Thanks Rebecca for this post. Reading it, I was struck by a number of things. One is that although your informants were so diverse in terms of background, televisual representations shape the ways they think about family and motherhood within a very narrow range. Another is that they don’t see a nuclear family as a likely outcome. A third is how perceptions have changed as regards what is seen as a young mother. Once becoming a mother at 25 was seen as late, now for many that is irresponsibly early. And this, of course has consequences in terms of infertility. As you note, many of the informants simply didn’t realise that delaying pregnancy might make it difficult to conceive. Age-related infertility, combined with a distrust in stable partnerships leads me to think about single mothers by choice, using IVF. I know that there are some romantic comedies on that topic, such as The Back Up Plan and The Switch. Have you looked into such narratives and what effects they might have?

Very interesting findings; thanks for sharing, Rebecca.

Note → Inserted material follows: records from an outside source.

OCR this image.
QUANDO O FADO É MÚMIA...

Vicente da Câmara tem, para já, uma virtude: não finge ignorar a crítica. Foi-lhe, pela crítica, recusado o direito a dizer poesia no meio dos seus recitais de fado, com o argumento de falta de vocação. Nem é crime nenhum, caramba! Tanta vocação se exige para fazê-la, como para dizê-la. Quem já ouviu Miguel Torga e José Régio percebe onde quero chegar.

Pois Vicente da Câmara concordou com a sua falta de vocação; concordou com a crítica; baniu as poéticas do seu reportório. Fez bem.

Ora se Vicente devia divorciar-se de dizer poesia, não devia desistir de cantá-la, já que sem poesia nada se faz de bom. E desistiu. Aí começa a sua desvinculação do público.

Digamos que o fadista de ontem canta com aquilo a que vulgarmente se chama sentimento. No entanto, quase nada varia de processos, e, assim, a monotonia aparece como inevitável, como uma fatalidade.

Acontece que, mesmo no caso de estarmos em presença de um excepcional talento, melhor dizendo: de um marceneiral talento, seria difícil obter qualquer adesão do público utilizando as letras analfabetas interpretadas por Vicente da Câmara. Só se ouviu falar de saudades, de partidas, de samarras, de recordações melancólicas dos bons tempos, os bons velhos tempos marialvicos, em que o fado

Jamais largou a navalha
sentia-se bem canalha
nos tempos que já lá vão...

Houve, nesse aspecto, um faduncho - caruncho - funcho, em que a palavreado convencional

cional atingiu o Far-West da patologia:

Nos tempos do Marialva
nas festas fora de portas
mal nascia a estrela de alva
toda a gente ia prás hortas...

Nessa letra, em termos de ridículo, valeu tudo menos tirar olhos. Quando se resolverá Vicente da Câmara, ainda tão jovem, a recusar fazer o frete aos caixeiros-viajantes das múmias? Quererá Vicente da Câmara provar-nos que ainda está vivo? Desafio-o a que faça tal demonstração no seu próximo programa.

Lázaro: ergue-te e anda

I'm intrigued by how negative responses are around the idea of the nuclear family, especially the assumptions that single/divorced motherhood is such a likely outcome it needs advance preparation. Is this coming from media representations, or is it reflecting other social concerns around notions of family, marriage, etc.? I wonder if young men feel the same?

I'm also curious about how this links to the damaging narrative of "having it all." You mention briefly that it serves as cautionary tale. Did your participants talk about it?